Even the Great Liberator, Abraham Lincoln, made racist statements that would knock him out of polite company today and off CNN permanently. Lincoln also said things of real beauty about the equality of humankind and the dignity of slaves and their right to freedom.

Had Lincoln just said racist things, had Washington and Jefferson just been slave-owners, they would not be condemned today – because we can’t post-date their behavior – but neither would they be praised.

They are remembered for the great and good things they did. We praise historical figures when they exceed the understanding of their time, but recognize their human limitations when they fall to the prejudices or cruelty of their day. It’s an important asterisk over the historical record, which helps us distantly see our own limitations.

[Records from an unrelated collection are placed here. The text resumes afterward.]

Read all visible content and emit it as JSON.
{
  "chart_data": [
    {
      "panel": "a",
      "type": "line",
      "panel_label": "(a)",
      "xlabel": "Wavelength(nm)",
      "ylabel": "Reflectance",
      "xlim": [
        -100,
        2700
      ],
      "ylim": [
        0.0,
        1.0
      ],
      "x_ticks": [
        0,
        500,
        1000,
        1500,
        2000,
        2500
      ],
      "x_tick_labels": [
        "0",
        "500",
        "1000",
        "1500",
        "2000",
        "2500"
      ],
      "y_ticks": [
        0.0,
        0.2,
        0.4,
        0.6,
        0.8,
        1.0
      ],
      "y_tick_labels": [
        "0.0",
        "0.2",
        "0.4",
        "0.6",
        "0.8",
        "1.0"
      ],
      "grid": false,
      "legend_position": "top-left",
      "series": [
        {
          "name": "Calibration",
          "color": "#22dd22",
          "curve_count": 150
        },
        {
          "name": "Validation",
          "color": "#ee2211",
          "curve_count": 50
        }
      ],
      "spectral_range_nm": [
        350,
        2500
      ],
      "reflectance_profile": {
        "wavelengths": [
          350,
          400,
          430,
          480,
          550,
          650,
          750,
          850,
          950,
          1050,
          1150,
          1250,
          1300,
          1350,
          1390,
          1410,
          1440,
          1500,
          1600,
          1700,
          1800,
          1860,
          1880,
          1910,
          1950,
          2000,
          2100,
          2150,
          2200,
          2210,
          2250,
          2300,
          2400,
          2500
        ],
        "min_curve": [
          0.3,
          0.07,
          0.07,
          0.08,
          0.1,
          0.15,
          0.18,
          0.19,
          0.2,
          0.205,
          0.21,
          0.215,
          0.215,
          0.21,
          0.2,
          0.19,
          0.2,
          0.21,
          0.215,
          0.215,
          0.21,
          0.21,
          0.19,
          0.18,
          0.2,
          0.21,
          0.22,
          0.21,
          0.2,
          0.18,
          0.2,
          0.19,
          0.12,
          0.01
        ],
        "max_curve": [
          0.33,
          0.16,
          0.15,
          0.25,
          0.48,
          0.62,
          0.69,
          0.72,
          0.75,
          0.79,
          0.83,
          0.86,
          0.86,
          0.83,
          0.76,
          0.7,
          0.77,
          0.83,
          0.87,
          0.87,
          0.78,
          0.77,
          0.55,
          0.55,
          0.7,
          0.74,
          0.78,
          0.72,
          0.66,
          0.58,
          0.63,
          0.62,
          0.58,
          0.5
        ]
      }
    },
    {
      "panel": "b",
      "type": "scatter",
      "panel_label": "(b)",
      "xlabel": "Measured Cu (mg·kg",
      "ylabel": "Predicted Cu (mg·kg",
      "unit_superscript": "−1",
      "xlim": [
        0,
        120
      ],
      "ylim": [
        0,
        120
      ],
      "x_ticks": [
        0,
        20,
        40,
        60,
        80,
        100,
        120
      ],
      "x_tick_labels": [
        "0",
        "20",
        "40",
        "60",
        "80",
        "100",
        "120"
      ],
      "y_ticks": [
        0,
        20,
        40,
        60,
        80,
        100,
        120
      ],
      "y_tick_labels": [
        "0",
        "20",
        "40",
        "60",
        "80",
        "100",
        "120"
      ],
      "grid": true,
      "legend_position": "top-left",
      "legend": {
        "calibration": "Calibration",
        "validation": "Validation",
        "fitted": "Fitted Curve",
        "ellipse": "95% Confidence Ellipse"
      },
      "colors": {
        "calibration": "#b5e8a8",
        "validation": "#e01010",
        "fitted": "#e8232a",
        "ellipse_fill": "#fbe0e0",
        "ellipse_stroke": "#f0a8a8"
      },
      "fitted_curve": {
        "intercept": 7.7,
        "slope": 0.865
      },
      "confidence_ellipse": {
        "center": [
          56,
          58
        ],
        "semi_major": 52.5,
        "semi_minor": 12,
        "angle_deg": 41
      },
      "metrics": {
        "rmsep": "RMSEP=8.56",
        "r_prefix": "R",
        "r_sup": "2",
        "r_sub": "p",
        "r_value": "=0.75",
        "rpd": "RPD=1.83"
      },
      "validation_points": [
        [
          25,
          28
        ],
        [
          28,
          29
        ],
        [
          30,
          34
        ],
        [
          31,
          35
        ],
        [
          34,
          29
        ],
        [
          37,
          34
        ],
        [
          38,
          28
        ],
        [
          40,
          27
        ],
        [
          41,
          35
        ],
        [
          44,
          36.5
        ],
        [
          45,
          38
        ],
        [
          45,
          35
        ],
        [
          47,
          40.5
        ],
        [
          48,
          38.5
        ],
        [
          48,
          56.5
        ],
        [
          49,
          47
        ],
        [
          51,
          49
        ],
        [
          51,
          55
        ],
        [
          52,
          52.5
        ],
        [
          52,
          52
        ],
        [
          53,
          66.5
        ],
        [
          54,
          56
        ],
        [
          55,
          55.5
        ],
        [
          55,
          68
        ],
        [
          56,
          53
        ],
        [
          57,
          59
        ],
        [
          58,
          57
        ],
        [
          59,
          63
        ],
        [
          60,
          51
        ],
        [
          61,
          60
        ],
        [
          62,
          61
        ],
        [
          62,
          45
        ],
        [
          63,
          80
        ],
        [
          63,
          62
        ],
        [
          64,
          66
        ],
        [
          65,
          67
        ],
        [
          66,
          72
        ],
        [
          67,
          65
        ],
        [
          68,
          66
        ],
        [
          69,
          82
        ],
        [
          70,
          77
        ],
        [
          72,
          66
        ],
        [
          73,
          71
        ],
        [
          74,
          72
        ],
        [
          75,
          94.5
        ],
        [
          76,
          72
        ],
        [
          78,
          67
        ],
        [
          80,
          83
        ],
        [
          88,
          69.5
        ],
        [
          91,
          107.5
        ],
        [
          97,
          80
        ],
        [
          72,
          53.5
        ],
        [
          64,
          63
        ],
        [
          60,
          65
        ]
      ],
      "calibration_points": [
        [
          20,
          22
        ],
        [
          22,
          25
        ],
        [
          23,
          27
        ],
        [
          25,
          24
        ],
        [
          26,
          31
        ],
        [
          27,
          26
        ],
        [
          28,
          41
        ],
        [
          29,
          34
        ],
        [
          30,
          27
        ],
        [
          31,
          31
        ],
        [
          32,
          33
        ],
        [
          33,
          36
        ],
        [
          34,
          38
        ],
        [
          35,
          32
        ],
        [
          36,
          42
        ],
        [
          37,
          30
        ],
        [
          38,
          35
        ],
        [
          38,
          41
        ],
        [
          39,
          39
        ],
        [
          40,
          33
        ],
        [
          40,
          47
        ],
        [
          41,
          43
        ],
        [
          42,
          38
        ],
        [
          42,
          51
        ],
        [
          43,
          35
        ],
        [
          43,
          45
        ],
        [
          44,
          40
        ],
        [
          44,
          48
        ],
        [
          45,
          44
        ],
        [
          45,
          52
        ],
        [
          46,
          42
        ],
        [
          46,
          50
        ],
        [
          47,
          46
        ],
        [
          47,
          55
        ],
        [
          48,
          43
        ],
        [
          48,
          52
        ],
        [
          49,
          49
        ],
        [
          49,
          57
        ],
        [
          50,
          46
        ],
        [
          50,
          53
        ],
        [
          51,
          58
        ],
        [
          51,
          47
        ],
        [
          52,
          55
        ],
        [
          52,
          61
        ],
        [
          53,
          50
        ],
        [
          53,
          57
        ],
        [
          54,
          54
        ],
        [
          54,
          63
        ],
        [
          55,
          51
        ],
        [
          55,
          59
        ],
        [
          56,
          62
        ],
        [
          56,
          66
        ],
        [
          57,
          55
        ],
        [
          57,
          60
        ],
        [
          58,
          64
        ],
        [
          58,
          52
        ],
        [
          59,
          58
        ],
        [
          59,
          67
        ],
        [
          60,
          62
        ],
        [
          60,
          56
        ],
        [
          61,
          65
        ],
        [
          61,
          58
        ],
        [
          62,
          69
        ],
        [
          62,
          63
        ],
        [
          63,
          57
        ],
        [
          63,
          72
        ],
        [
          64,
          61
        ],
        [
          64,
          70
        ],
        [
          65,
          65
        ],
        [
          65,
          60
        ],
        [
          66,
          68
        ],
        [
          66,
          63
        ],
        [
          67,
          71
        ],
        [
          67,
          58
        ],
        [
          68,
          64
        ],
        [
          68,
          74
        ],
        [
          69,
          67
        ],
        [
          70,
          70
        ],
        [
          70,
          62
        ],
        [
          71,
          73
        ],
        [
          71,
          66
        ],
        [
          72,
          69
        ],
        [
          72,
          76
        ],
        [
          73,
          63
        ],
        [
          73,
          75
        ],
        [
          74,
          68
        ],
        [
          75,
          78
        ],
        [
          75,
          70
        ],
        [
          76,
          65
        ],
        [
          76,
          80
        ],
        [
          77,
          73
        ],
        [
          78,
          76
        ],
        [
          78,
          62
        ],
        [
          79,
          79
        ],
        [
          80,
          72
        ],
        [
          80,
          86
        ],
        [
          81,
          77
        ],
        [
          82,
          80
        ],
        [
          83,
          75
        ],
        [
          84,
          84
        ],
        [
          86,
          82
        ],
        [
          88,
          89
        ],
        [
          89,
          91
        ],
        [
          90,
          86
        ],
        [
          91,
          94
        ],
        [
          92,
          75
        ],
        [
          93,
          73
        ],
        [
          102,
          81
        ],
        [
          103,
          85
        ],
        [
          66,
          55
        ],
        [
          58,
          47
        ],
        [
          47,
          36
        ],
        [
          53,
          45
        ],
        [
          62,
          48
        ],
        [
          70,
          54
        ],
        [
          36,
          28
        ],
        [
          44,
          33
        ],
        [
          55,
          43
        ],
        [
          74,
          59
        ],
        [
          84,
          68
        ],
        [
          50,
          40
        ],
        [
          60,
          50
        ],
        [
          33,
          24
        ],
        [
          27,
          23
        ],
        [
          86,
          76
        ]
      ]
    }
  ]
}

The problem in dealing with Cornwallis is that there is no offsetting greatness to give reason to celebrate him. I was able to find nothing on the whole World Wide Web about Cornwallis other than a brief description on the Halifax Regional Municipality website. The on-line catalogue of all Nova Scotia universities produced not one book dedicated to Cornwallis.

He appears to have been a run of the mill British officer who got the unpleasant task of setting up a new community of ruffians and scoundrels brought over from England to a harsh, forbidding and isolated place.

There appears little distinguished about the way Cornwallis handled the task, except maybe some unnecessary cruelty, even by the standards of his day. Cornwallis’ successor, Peregrine Thomas Hobson, seems to have changed the attitude of new colony towards Mi’kmaq and to have treated them with greater honesty and openness. Cornwallis resigned in 1752, just three years after founding Halifax, and in the same year Hobson negotiated a new treaty with the Mi’kmaq though this did not entirely end hostilities.

That does not mean we write Cornwallis out of history. An actor representing him should be present at any historical re-enactment, not to celebrate Cornwallis but to be true to history and, more important, as a reminder of history’s lessons. A review of the past does not need to be mere celebration.

Annapolis Royal Mayor Phil Roberts, who spoke at the ceremony, got things right. He called on people to remember “ethnic cleansing” against both the Mi’kmaq and, a little later, the Acadians. Then he described the thoughtful way we should approach such anniversaries. “For many Nova Scotians, it’s not a time for celebration but sober reflection.”